Please believe me, my attitude is great.  My  faith is strong.  My support system unbelievable.  They even said support and attitude is so much of the battle.  We were read the story of Jesus and the disciples crossing the water and a storm blew in and the disciples were in fear.  They awoke Jesus as he was sleeping in the boat in their fear.  He immediately calmed the storm and asked why they had so little faith, after all HE was in the boat.  So our reassuring statement is "Jesus is IN the boat!" 

 After my Pet scan, We had our appt with Dr. Hussan on Friday November 4th. It was not the outcome we wanted. The Pet scan revealed some lymph nodes infected that had not been noticed in any other test.  Which is why the Pet scan is so necessary before final treatment determination.

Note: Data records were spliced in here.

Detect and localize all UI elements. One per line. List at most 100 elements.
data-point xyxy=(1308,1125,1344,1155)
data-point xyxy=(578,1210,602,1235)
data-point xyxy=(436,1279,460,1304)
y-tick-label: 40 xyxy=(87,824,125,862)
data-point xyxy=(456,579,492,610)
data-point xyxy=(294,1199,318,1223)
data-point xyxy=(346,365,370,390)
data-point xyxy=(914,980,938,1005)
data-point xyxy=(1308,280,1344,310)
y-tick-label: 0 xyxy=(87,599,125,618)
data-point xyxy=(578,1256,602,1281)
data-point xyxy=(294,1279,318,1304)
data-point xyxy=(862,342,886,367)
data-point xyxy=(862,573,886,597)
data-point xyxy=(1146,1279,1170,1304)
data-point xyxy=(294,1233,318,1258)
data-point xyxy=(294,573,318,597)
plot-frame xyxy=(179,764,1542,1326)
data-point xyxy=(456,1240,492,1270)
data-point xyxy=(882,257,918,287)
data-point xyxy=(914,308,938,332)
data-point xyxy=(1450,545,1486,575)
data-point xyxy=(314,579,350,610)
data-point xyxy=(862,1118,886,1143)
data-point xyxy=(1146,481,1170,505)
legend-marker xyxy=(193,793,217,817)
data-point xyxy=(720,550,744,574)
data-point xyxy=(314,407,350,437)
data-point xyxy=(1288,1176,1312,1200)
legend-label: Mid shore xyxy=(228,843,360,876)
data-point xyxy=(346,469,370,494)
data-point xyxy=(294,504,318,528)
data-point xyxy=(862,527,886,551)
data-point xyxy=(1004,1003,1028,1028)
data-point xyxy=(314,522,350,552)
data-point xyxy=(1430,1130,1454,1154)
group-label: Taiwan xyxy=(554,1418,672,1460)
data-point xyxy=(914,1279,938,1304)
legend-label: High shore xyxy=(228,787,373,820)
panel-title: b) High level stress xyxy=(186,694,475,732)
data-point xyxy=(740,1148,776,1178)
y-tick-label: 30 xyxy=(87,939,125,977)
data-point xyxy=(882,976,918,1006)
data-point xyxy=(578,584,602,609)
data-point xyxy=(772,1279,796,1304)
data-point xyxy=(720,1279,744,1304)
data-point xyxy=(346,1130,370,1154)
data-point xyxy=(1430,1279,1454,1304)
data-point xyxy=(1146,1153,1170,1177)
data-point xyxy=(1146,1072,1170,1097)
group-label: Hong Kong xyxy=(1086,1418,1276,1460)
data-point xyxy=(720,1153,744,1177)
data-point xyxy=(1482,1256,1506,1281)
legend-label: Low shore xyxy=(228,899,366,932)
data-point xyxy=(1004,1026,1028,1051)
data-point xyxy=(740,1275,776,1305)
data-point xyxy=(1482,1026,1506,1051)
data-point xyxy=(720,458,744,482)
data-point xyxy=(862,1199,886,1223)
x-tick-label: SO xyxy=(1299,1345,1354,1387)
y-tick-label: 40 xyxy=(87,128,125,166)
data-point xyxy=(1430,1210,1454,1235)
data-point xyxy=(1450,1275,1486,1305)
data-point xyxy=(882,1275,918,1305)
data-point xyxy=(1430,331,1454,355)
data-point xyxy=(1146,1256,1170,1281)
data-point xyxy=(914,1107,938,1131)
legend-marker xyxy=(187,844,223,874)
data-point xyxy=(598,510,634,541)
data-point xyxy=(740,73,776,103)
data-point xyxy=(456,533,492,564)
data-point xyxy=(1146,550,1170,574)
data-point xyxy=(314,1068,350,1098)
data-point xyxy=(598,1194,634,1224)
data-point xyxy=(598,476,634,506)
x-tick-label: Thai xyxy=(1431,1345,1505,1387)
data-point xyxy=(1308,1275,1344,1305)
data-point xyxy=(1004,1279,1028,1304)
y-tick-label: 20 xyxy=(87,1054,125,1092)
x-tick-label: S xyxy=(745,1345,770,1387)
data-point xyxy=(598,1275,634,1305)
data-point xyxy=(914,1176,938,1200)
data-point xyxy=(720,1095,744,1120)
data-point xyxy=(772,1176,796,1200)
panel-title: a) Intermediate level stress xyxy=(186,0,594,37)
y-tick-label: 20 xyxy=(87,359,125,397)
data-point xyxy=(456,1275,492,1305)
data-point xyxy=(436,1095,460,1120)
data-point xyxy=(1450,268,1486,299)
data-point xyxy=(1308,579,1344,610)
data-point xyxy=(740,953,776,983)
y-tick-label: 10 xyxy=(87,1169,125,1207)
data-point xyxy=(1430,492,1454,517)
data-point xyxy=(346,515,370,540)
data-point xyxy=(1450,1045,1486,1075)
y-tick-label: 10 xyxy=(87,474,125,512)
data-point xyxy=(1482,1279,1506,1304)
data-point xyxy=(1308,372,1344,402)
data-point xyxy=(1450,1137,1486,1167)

Sooo we are going full blown chemo!  I will have a port installed this week or next.  Then we will begin treatment the week after.  The treatment now consists of two medicines in one day.  One about and hour , then a flush, then a second about 2 hours.  Then I will be given a pump that I will wear for 46 hours with the third medicine.  All this done in a day and I go back to give pump back after the 46 hours.  Then a rest for 10 days and repeat.  Four sessions in all.  So about 8 weeks.  Then they will reevaluate with one of the tests and see how it is working.  May need to adjust the medicine, take a break, or whatever.   Hopefully,  see Gods work in healing.   My main focus will be doing all I can to ease the side effects of nausea, fatigue, and aches.  Hair will be gone in about a week.  I do not plan to wear the camo beanie that Jason thinks will be so perfect!  Still in the 80s in Houston and that would be a tad warm.  Will probably get a wig to help with normalcy and definitely scarfs.

My Lord is my strength and refuge.  I had my beef with God settled in 2010-2011 when he showed me grace and mercy after my surrender of alcohol, materialism, and self.  I am no longer amazed by God's hand in my life, but humbled that he has blessed me in so many ways. It is a  rough road ahead and one I do not go down alone.  Continued prayer for Jason and I.......he/I struggle with the "Why God?"  A question we are allowed to ask and one we have to wait for God to reveal the answer..... and there IS a reason!   We know our union was fully God orchestrated.    We spend a lot of time in each other's arms and trying to keep our life as consistent as possible. My sadness comes from the fact that this is the man I love and want to be around and healthy..........no fear, just sadness.   We have told Jake I have cancer and will be undergoing treatment.  Kids are pretty resilient.  He too needs all our prayers.


Life changes in a nanosecond. All those cliches come to mind............

Family and friends, we are so grateful for each and every one of you. The outpouring of love and care already has been quite a blessing. We will keep this site updated and please  check for updates here.